Program ini dirancang untuk memberikan pengalaman kerja awal kepada lulusan perguruan tinggi, baik sarjana maupun diploma, sekaligus membantu mengurangi angka pengangguran di kalangan muda. Setiap peserta akan menerima uang saku sebesar Rp3,3 juta per bulan. Durasi program akan disesuaikan berdasarkan kebutuhan industri dan instansi pemberi kerja.
Kuota Peserta Meningkat Drastis
Menurut Menteri Ketenagakerjaan, Yassierli, jumlah peserta pada Batch II meningkat drastis dibandingkan Batch I. “Batch I memiliki 20 ribu peserta, sedangkan untuk Batch II kita targetkan 80 ribu peserta. Kami harapkan program ini sudah bisa berjalan pada pertengahan November,” kata Yassierli dalam konferensi pers.
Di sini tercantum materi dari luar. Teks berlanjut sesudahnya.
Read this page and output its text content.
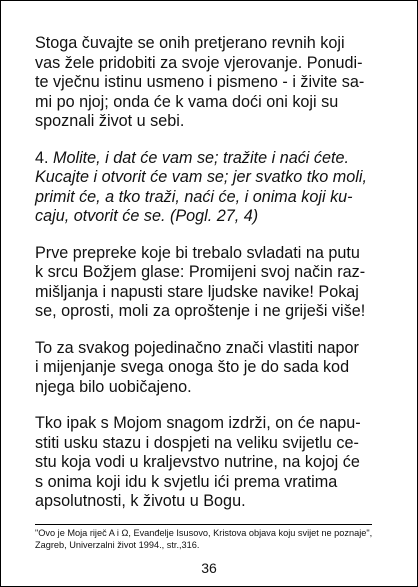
Stoga čuvajte se onih pretjerano revnih koji
vas žele pridobiti za svoje vjerovanje. Ponudi-
te vječnu istinu usmeno i pismeno - i živite sa-
mi po njoj; onda će k vama doći oni koji su
spoznali život u sebi.

4. Molite, i dat će vam se; tražite i naći ćete.
Kucajte i otvorit će vam se; jer svatko tko moli,
primit će, a tko traži, naći će, i onima koji ku-
caju, otvorit će se. (Pogl. 27, 4)

Prve prepreke koje bi trebalo svladati na putu
k srcu Božjem glase: Promijeni svoj način raz-
mišljanja i napusti stare ljudske navike! Pokaj
se, oprosti, moli za oproštenje i ne griješi više!

To za svakog pojedinačno znači vlastiti napor
i mijenjanje svega onoga što je do sada kod
njega bilo uobičajeno.

Tko ipak s Mojom snagom izdrži, on će napu-
stiti usku stazu i dospjeti na veliku svijetlu ce-
stu koja vodi u kraljevstvo nutrine, na kojoj će
s onima koji idu k svjetlu ići prema vratima
apsolutnosti, k životu u Bogu.

"Ovo je Moja riječ A i Ω, Evanđelje Isusovo, Kristova objava koju svijet ne poznaje",
Zagreb, Univerzalni život 1994., str.,316.
36
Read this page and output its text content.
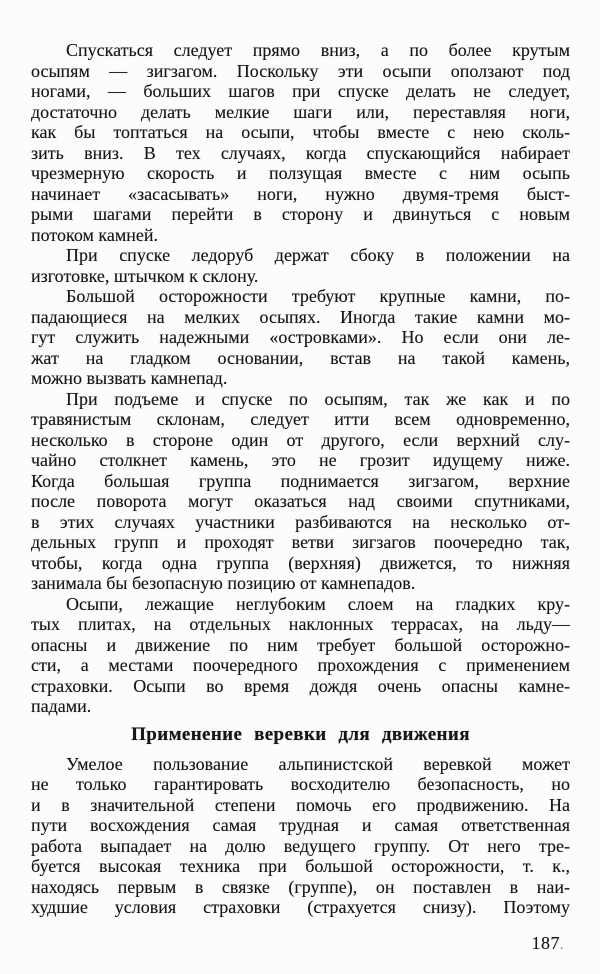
Спускаться следует прямо вниз, а по более крутым
осыпям — зигзагом. Поскольку эти осыпи оползают под
ногами, — больших шагов при спуске делать не следует,
достаточно делать мелкие шаги или, переставляя ноги,
как бы топтаться на осыпи, чтобы вместе с нею сколь-
зить вниз. В тех случаях, когда спускающийся набирает
чрезмерную скорость и ползущая вместе с ним осыпь
начинает «засасывать» ноги, нужно двумя-тремя быст-
рыми шагами перейти в сторону и двинуться с новым
потоком камней.
При спуске ледоруб держат сбоку в положении на
изготовке, штычком к склону.
Большой осторожности требуют крупные камни, по-
падающиеся на мелких осыпях. Иногда такие камни мо-
гут служить надежными «островками». Но если они ле-
жат на гладком основании, встав на такой камень,
можно вызвать камнепад.
При подъеме и спуске по осыпям, так же как и по
травянистым склонам, следует итти всем одновременно,
несколько в стороне один от другого, если верхний слу-
чайно столкнет камень, это не грозит идущему ниже.
Когда большая группа поднимается зигзагом, верхние
после поворота могут оказаться над своими спутниками,
в этих случаях участники разбиваются на несколько от-
дельных групп и проходят ветви зигзагов поочередно так,
чтобы, когда одна группа (верхняя) движется, то нижняя
занимала бы безопасную позицию от камнепадов.
Осыпи, лежащие неглубоким слоем на гладких кру-
тых плитах, на отдельных наклонных террасах, на льду—
опасны и движение по ним требует большой осторожно-
сти, а местами поочередного прохождения с применением
страховки. Осыпи во время дождя очень опасны камне-
падами.
Применение веревки для движения
Умелое пользование альпинистской веревкой может
не только гарантировать восходителю безопасность, но
и в значительной степени помочь его продвижению. На
пути восхождения самая трудная и самая ответственная
работа выпадает на долю ведущего группу. От него тре-
буется высокая техника при большой осторожности, т. к.,
находясь первым в связке (группе), он поставлен в наи-
худшие условия страховки (страхуется снизу). Поэтому
187.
Selain itu, pemerintah juga memperluas cakupan pemberi kerja pada Batch II. Tidak hanya perusahaan swasta, tetapi juga melibatkan instansi pemerintah, baik di tingkat pusat maupun daerah. “Kami ingin program ini menjangkau lebih luas, mengikuti arahan Presiden agar peluang tersebar merata di seluruh provinsi,” tambah Yassierli.
Terbuka untuk Sarjana dan Diploma
Program magang Batch II tidak lagi eksklusif untuk lulusan S1. Pemerintah memastikan bahwa lulusan Diploma (D3/D4) juga mendapat ruang untuk ikut berpartisipasi. “Kita buka kesempatan tidak hanya untuk sarjana, tapi juga diploma. Beberapa posisi memang didesain khusus untuk lulusan vokasi,” kata Yassierli.
Banyak Pendaftar dan Mitra Kerja
Kementerian Ketenagakerjaan mencatat hingga saat ini sudah terdapat 105 ribu pendaftar dari target 200 ribu lulusan baru yang ingin mengikuti program magang. Jumlah ini menunjukkan animo tinggi dari masyarakat terhadap program ini.
Selain itu, sudah ada 1.147 perusahaan dan instansi yang terdaftar sebagai mitra penyelenggara magang, dengan berbagai posisi dan bidang yang ditawarkan.
Akan Jadi Program Tahunan
Menariknya, pemerintah tidak hanya merencanakan program ini untuk tahun 2025. Presiden RI telah memberikan arahan agar program magang ini menjadi inisiatif berkelanjutan, bahkan hingga tahun-tahun mendatang. “Presiden sudah memberikan arahan bahwa program ini akan dilanjutkan pada tahun 2026 dan seterusnya,” tutup Yassierli.